Logements étudiants : moisissures, insalubrité, dégâts des eaux, une étude tire la sonnette d’alarme
Une étude qui dresse un constat préoccupant. Ce mardi 24 février, l’enquête logement étudiant 2026 réalisée par la Fédération des associations générales étudiantes (Fage) met en lumière une réalité « alarmante » concernant la situation des étudiants français. Selon l’enquête, un étudiant sur trois se dit en situation de mal-logement. Concrètement, cela signifie être confronté à des moisissures (18,3 %), à la présence de nuisibles (13,3 %), à des dégâts des eaux (16,5 %) ou à des matériaux dangereux.

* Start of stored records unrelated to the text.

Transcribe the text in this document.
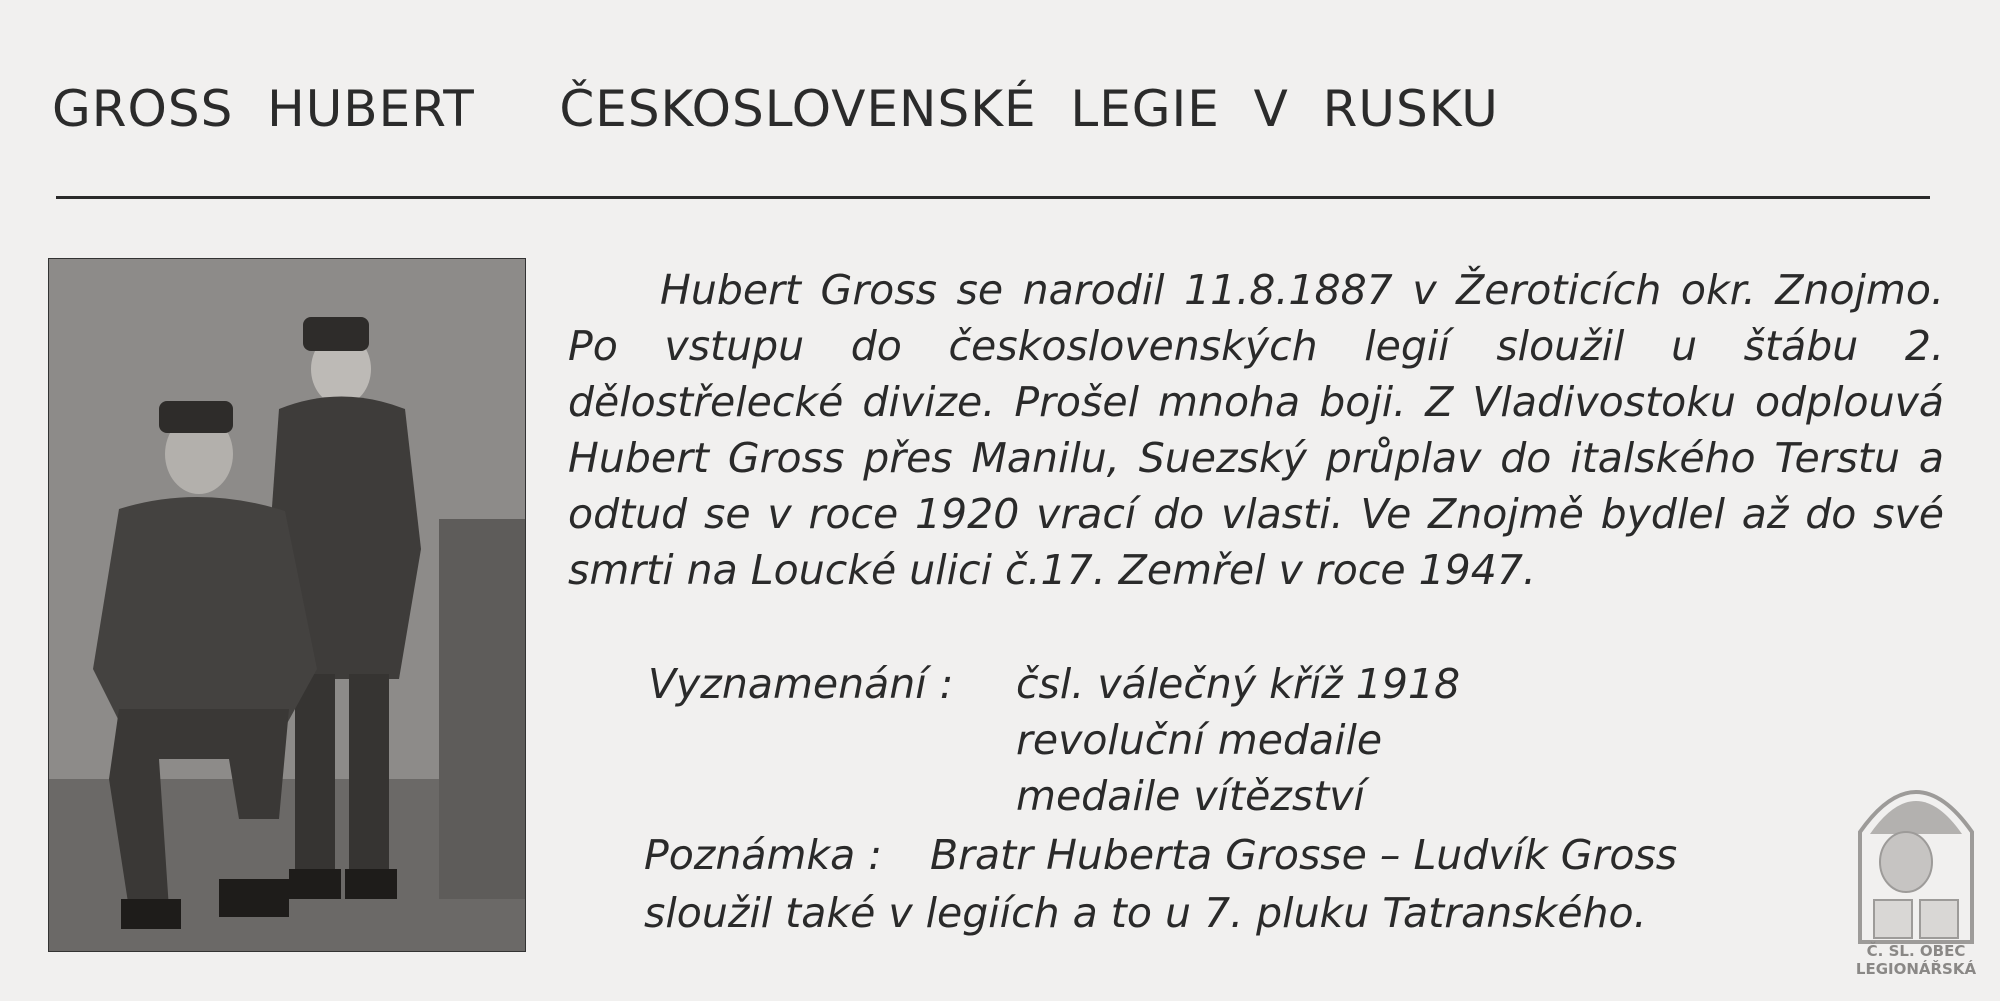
GROSS  HUBERT ČESKOSLOVENSKÉ  LEGIE  V  RUSKU
Hubert Gross se narodil 11.8.1887 v Žeroticích okr. Znojmo. Po vstupu do československých legií sloužil u štábu 2. dělostřelecké divize. Prošel mnoha boji. Z Vladivostoku odplouvá Hubert Gross přes Manilu, Suezský průplav do italského Terstu a odtud se v roce 1920 vrací do vlasti. Ve Znojmě bydlel až do své smrti na Loucké ulici č.17. Zemřel v roce 1947.
Vyznamenání : čsl. válečný kříž 1918
revoluční medaile
medaile vítězství
Poznámka : Bratr Huberta Grosse – Ludvík Gross
sloužil také v legiích a to u 7. pluku Tatranského.
Č. SL. OBEC
LEGIONÁŘSKÁ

Problèmes d’isolation des logements, absence de connexion internet stable …
Des conditions de vie déplorées par le syndicat étudiant. « Au-delà de l'inconfort, ces conditions portent atteinte à la santé et à l'avenir des étudiants », avertit la Fage. Sa présidente Suzanne Nijdam a évoqué ce mardi 24 février à nos confrères de Franceinfo un mal-logement des étudiants qui n’est « plus une exception mais une réalité massive ».

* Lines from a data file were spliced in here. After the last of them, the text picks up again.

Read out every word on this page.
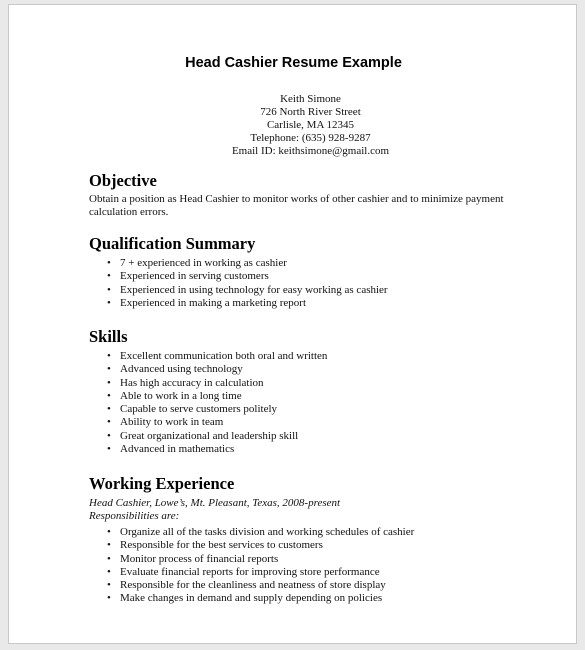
Head Cashier Resume Example
Keith Simone
726 North River Street
Carlisle, MA 12345
Telephone: (635) 928-9287
Email ID: keithsimone@gmail.com
Objective

Obtain a position as Head Cashier to monitor works of other cashier and to minimize payment calculation errors.

Qualification Summary
• 7 + experienced in working as cashier
• Experienced in serving customers
• Experienced in using technology for easy working as cashier
• Experienced in making a marketing report
Skills
• Excellent communication both oral and written
• Advanced using technology
• Has high accuracy in calculation
• Able to work in a long time
• Capable to serve customers politely
• Ability to work in team
• Great organizational and leadership skill
• Advanced in mathematics
Working Experience

Head Cashier, Lowe’s, Mt. Pleasant, Texas, 2008-present

Responsibilities are:

• Organize all of the tasks division and working schedules of cashier
• Responsible for the best services to customers
• Monitor process of financial reports
• Evaluate financial reports for improving store performance
• Responsible for the cleanliness and neatness of store display
• Make changes in demand and supply depending on policies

En outre, ils font face à de nombreuses autres difficultés au quotidien. Par exemple, plus de quatre étudiants sur 10 (41,5 %) habitent des « logements présentant d’importants problèmes thermiques sans réponse adaptée ». Environ 35 % des étudiants sont confrontés à des problèmes sonores.

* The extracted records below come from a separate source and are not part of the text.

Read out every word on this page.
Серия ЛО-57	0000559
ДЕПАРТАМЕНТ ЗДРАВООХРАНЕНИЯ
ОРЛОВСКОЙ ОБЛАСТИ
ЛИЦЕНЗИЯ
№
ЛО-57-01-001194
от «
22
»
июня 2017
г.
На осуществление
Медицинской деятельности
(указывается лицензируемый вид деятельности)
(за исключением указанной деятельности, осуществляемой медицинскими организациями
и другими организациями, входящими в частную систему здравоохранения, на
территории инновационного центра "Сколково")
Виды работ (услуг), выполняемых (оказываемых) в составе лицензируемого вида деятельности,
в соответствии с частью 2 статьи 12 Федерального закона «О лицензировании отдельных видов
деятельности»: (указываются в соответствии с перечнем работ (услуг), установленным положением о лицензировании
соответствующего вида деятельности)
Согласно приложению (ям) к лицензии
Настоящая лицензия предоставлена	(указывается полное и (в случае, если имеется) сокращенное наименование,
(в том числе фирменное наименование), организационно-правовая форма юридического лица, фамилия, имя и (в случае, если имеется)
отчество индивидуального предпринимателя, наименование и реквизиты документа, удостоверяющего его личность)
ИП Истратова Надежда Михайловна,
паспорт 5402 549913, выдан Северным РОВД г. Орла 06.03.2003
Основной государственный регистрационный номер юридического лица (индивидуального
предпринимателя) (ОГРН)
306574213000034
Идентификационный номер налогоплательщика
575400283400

Près d’un tiers d’entre eux ne possèdent pas de connexion internet stable. Une situation délétère qui complexifie l’accès aux cours en ligne et aggrave les disparités, indique la Fage. Des conditions qui ne sont pas sans conséquences sur leur train de vie. Environ un quart des étudiants affirment ne pas réussir à travailler au calme chez eux (25,2 %).
Une précarité financière
Les étudiants se heurtent également à des difficultés importantes sur le plan financier. 22,3 % des étudiants affirment vivre avec moins de 100 euros par mois « après avoir payé uniquement leur loyer ». 52,2 % avec moins de 200 euros.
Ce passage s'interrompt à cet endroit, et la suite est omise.